CELLOLE (Matilde Crolla) – La forte devozione, l’amore, la fede di un popolo e nello stesso tempo la perseveranza di chi ha creduto da subito in questo progetto sono i sentimenti che hanno permesso alla città di Cellole di ottenere il titolo di ‘Civitas Mariae’. Il decreto arriverà ufficialmente nel corso della festa della Madonna di Costantinopoli, protettrice

di Cellole, da parte del vescovo della Diocesi di Sessa Aurunca, monsignor Orazio Francesco Piazza, il prossimo 12 giugno. La proposta fu avanzata nel 2017 all’allora sindaco Angelo Barretta da parte del ‘Comitato Civico Cellolese’, guidato da Guido Di Leone, attuale primo cittadino. A distanza di cinque anni il sogno dei fedeli cellolesi e di tutti

coloro che hanno creduto fortemente in questo riconoscimento si è avverato. Di Leone, sostenuto anche dal parroco di Cellole don Lorenzo Langella e dal noto medico oncologo Benedetto Zannino, alla sua prima esperienza politica chiese personalmente al vescovo Piazza, nel corso di una visita pastorale, la possibilità di attribuire

alla cittadina litoranea il riconoscimento di ‘Civitas Mariae’. E’ chiaro che nel corso di questi anni l’iter burocratico necessario per insignire la città di Cellole di questo prestigioso titolo non si è mai fermato. “La proposta- spiega Guido Di Leone- scaturisce dalla valorizzazione delle nostre tradizioni religiose e popolari collegate al culto Mariano. Nella nostra città è venerata da secoli e quindi ben radicata la

devozione popolare verso la Madonna di Costantinopoli (oggi anche Madre dei Sofferenti) e della Vergine Assunta. Tale devozione- precisa il sindaco – influenza sia la vita religiosa che culturale della città di Cellole.

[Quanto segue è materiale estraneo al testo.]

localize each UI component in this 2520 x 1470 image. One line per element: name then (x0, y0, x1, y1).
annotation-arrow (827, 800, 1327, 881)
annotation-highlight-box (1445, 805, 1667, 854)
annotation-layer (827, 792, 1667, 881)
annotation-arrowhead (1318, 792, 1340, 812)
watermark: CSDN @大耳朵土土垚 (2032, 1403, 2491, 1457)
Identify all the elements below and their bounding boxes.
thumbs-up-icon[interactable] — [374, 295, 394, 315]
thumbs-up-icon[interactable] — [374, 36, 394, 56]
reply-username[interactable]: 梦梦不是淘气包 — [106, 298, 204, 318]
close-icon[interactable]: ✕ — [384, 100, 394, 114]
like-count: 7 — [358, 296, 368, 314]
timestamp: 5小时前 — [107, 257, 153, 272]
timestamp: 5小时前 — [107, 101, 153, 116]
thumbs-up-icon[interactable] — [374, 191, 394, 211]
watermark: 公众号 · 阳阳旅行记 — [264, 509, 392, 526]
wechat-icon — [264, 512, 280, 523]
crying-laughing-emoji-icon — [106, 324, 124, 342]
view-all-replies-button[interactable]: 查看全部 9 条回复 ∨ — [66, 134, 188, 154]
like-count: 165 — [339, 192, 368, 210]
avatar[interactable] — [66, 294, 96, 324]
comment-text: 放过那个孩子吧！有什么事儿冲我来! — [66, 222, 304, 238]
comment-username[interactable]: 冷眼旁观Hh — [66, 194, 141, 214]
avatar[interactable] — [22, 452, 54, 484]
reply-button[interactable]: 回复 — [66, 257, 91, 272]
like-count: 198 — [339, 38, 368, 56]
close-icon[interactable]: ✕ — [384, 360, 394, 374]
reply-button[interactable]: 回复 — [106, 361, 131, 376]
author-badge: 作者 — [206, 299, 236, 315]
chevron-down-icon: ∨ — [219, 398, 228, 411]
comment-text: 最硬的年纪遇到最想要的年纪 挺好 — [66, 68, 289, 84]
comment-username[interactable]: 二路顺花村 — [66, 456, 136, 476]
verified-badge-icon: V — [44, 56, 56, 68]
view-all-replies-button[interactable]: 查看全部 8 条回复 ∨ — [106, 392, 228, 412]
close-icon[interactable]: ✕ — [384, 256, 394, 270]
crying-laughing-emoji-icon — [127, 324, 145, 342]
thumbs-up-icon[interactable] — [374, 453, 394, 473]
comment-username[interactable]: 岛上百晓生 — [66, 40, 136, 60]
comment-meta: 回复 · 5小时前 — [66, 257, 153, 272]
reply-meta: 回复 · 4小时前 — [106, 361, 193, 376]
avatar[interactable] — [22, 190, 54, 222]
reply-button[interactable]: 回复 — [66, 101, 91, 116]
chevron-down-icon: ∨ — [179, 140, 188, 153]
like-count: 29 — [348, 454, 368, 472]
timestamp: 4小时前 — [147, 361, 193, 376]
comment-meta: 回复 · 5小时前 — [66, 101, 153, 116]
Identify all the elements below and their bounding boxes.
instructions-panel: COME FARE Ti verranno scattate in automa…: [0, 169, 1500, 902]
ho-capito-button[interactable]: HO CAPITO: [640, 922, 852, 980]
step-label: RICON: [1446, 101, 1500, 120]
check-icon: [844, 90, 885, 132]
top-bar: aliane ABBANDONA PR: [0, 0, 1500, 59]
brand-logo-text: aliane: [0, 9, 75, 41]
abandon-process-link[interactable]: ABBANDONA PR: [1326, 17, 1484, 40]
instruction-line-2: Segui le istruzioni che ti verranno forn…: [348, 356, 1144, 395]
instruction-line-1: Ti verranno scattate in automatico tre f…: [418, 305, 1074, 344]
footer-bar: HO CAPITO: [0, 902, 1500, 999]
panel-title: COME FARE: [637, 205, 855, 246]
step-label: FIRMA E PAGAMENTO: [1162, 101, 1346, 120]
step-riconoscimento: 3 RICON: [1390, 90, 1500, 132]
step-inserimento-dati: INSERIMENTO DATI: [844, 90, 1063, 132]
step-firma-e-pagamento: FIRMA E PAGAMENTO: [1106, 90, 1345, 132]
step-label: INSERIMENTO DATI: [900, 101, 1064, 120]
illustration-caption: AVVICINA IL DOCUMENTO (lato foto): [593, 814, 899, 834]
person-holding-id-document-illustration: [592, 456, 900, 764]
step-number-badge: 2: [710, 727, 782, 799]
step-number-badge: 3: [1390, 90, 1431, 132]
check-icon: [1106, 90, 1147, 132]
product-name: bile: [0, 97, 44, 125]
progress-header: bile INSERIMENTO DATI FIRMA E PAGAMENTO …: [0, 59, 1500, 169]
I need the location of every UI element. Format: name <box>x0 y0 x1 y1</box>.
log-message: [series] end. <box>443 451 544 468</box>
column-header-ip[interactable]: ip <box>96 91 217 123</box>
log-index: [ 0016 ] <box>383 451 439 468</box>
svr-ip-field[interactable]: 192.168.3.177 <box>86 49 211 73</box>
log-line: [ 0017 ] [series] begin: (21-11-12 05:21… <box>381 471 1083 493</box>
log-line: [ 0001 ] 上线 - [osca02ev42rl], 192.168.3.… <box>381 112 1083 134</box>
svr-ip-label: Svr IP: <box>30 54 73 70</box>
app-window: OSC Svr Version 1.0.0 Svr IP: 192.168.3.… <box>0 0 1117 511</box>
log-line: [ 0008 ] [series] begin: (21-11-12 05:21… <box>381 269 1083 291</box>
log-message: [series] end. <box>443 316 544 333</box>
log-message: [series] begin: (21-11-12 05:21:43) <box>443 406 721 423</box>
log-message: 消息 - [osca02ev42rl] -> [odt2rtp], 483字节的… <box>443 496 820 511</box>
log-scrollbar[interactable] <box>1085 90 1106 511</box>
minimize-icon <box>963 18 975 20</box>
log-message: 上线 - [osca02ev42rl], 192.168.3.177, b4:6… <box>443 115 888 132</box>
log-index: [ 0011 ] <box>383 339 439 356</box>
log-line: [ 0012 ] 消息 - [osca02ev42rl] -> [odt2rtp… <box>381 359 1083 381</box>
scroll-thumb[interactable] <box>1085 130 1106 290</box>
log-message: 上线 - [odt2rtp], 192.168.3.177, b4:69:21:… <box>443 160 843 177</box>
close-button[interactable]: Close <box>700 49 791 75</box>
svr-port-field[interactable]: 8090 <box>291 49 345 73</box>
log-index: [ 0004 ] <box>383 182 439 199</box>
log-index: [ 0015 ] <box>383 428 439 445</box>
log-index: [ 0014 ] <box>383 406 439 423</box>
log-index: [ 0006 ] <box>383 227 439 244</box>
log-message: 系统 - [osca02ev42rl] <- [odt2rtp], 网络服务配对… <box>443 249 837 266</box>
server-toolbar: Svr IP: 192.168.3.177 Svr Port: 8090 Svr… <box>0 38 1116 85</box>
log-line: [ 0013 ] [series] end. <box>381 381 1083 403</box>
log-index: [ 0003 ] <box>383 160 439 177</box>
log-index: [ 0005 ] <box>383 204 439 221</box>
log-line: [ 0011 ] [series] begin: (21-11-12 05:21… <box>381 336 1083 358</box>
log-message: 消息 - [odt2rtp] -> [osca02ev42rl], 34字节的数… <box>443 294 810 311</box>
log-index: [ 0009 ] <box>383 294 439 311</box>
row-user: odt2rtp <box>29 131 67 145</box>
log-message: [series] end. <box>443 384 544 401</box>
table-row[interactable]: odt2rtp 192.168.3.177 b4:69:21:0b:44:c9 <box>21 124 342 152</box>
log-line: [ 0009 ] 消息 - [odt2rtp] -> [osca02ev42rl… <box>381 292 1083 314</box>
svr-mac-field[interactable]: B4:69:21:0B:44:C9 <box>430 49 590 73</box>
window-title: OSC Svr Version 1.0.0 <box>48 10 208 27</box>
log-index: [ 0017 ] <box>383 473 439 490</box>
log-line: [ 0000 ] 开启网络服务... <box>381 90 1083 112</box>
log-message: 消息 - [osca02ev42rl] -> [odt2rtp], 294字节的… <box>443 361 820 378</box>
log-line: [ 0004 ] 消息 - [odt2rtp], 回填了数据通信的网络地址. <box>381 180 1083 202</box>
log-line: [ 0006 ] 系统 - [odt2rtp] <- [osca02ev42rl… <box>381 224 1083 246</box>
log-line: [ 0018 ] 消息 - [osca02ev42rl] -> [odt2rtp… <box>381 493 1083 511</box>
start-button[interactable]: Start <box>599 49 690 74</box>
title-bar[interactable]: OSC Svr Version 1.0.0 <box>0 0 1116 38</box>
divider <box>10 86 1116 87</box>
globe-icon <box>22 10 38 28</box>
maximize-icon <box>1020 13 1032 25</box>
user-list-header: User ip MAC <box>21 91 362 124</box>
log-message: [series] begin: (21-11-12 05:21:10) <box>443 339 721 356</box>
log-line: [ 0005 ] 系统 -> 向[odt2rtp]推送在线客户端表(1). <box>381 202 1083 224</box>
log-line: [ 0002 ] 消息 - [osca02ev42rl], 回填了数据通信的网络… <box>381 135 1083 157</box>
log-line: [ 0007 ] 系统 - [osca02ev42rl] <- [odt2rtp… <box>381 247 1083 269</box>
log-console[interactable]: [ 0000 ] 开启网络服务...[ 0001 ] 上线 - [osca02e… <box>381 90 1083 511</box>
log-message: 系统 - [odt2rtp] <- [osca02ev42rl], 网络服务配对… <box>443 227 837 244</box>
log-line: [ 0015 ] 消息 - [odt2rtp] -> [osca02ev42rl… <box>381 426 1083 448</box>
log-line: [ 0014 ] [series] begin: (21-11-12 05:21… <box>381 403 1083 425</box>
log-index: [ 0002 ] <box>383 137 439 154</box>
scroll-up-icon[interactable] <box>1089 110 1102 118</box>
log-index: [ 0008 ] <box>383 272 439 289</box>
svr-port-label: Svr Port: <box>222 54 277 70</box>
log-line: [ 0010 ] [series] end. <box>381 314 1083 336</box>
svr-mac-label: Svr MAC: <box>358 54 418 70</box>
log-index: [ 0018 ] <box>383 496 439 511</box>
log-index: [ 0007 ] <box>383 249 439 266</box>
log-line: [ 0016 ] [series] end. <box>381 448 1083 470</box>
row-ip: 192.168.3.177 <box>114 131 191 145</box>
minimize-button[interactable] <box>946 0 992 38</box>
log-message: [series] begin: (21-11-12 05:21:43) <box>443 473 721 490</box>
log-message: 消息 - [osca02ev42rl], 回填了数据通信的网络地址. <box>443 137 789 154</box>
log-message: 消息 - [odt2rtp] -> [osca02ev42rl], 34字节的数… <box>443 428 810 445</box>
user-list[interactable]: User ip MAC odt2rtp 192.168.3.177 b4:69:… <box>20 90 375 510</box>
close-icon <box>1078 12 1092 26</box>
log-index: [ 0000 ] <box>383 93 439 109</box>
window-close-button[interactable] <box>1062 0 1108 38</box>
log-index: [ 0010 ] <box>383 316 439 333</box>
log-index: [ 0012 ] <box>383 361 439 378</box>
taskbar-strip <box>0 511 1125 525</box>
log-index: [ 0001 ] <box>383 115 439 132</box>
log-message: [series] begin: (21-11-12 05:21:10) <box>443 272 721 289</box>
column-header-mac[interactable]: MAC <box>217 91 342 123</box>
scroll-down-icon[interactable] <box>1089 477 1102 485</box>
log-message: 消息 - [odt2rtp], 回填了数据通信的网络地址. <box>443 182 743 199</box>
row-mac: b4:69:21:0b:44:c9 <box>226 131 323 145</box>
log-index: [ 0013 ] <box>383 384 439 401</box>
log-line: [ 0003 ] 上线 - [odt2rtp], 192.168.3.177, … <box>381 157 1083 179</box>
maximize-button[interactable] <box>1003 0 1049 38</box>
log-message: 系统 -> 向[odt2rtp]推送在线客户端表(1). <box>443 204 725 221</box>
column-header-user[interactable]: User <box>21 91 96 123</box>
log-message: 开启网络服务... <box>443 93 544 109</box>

La richiesta del titolo oltre ad essere un omaggio alla nostra Patrona a cui si affida nei momenti difficili la nostra collettività, ci permette

di incanalare il flusso di turismo religioso che ne deriva, anche in considerazione dell’istituzione del Santuario Diocesano di Santa Maria di Costantinopoli Madre dei Sofferenti protettrice dei malati oncologici e della città di Cellole, nella storica chiesa intitolata a San Marco”. In tutta la Campania, con Cellole, sono solo tre

i Comuni che hanno questo titolo. Un motivo di vanto e di orgoglio per la comunità cellolese che non può e non deve passare inosservato. Esso rappresenta un riconoscimento di un patrimonio di fede forte e radicata verso Maria Vergine.